Tambor is both above the fray yet invested in it and like God is chief instigator of all the troubles that befall his children. He giveth and he taketh away!

This "God" is transgender. The patriarch becomes the matriarch. He's old and ugly too. And unless you have a heart of stone you'll be rooting for her all the way.

As Tambor's character comes out to the Pfefferman children. Each deal with "it" (their father's issues) in a quirky self-interested way. That series of reactions also reveals entire lives lived in the shadow of the mixed blessing of being raised by liberal secular Jews.

Turns out the atheist godless life of reason--like all human lives--isn't always what it's cracked up to be.

For evangelical and Roman Catholic survivors watching this show there's dark comfort to be had in the fact that life on the other side to the tracks has its own problems. Maybe your home-school born-again mom was nuts but so are liberal Jews! Maybe those nuns were uptight and mean but so are some lesbian interior designer insanely introspective and selfish lovers! Maybe it is the human condition that is inherently screwed up and we just all experience our own version of it!

What all this is really about is much bigger than the specific plot. Transparent is about us all.

Soloway has created a series that opens a Pandora 's Box on a host of related issues. Here are a few that jump out besides the obvious story line:
  • Does being a secular Jew produce a feckless level of dysfunction? In other words do Jews without God need something other than sex, shopping and career to fill bright minds with?
  • Just like blacks get to use the N-Word can Soloway, who is a committed feminist and Jewish, get away with her devastating parody of the extreme silliness of feminism (not to mention her Woody Allenesque look at the crazy side of secular "Judaism") when it's carried to the Nth degree?
  • How will the gay community, transgender community and feminist community react to a show that does nothing to gloss over the fact that being politically correct on sexual and gender issues still leaves all concerned with the same human problems of greed, betrayal and anger everyone else has?
This is the first show
I know of that begins where everything else ends: with the audience as already out of the closet.

In other words this show doesn't need to argue for tolerance any more. So it can show sexual and gender diversity warts and all. The show's creator assumes she's talking to an enlightened enough audience that she can now tell a real human story with "gender issues" as the backdrop while she allows the human stories to emerge.

The human trumps the merely sexual here.
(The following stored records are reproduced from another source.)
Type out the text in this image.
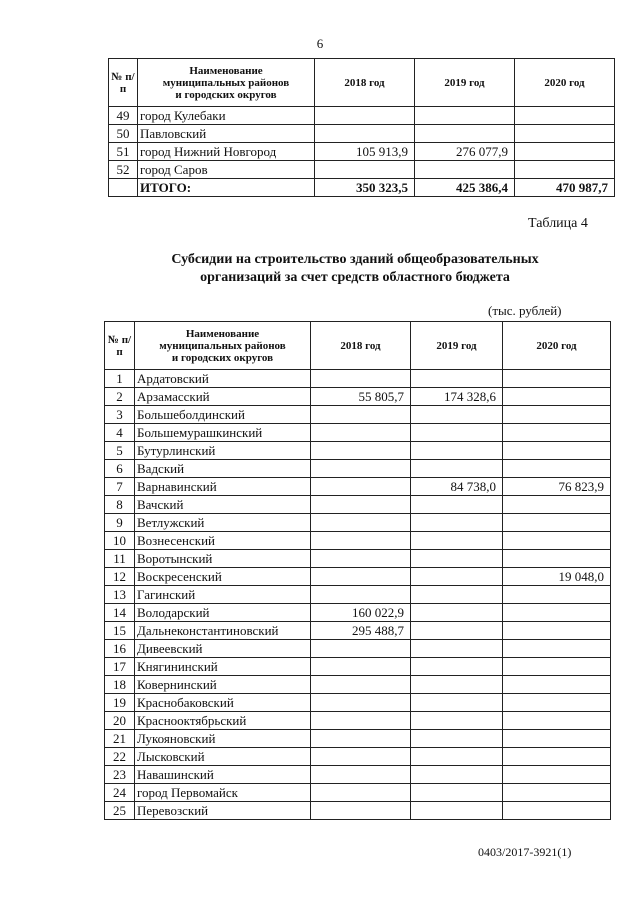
6
№ п/п	Наименование
муниципальных районов
и городских округов	2018 год	2019 год	2020 год
49	город Кулебаки			
50	Павловский			
51	город Нижний Новгород	105 913,9	276 077,9	
52	город Саров			
	ИТОГО:	350 323,5	425 386,4	470 987,7
Таблица 4
Субсидии на строительство зданий общеобразовательных
организаций за счет средств областного бюджета
(тыс. рублей)
№ п/п	Наименование
муниципальных районов
и городских округов	2018 год	2019 год	2020 год
1	Ардатовский			
2	Арзамасский	55 805,7	174 328,6	
3	Большеболдинский			
4	Большемурашкинский			
5	Бутурлинский			
6	Вадский			
7	Варнавинский		84 738,0	76 823,9
8	Вачский			
9	Ветлужский			
10	Вознесенский			
11	Воротынский			
12	Воскресенский			19 048,0
13	Гагинский			
14	Володарский	160 022,9		
15	Дальнеконстантиновский	295 488,7		
16	Дивеевский			
17	Княгининский			
18	Ковернинский			
19	Краснобаковский			
20	Краснооктябрьский			
21	Лукояновский			
22	Лысковский			
23	Навашинский			
24	город Первомайск			
25	Перевозский			
0403/2017-3921(1)
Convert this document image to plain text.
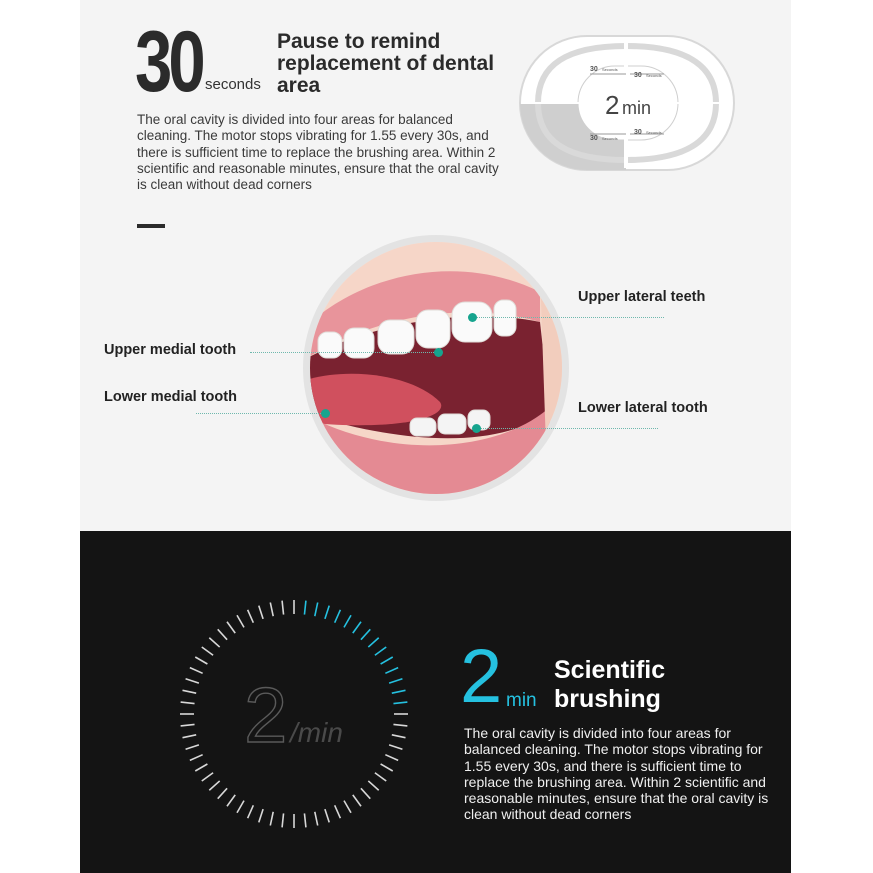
30 seconds
Pause to remind replacement of dental area

The oral cavity is divided into four areas for balanced cleaning. The motor stops vibrating for 1.55 every 30s, and there is sufficient time to replace the brushing area. Within 2 scientific and reasonable minutes, ensure that the oral cavity is clean without dead corners

2 min
30 Seconds
30 Seconds
30 Seconds
30 Seconds
Upper lateral teeth
Upper medial tooth
Lower medial tooth
Lower lateral tooth
2 /min
2 min
Scientific brushing

The oral cavity is divided into four areas for balanced cleaning. The motor stops vibrating for 1.55 every 30s, and there is sufficient time to replace the brushing area. Within 2 scientific and reasonable minutes, ensure that the oral cavity is clean without dead corners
Transparent is as devastating as it is moving. It is devastating because the writing is so good and the performances so impeccable that watching this show is to live the lives in it.

Therein lies the show's heart: Transparent is willing to take on the actual complexity that is in each of us when it comes to our sexual lives and how they impact the world. And of course none of this would work unless the show was also devastatingly entertaining and darkly funny too.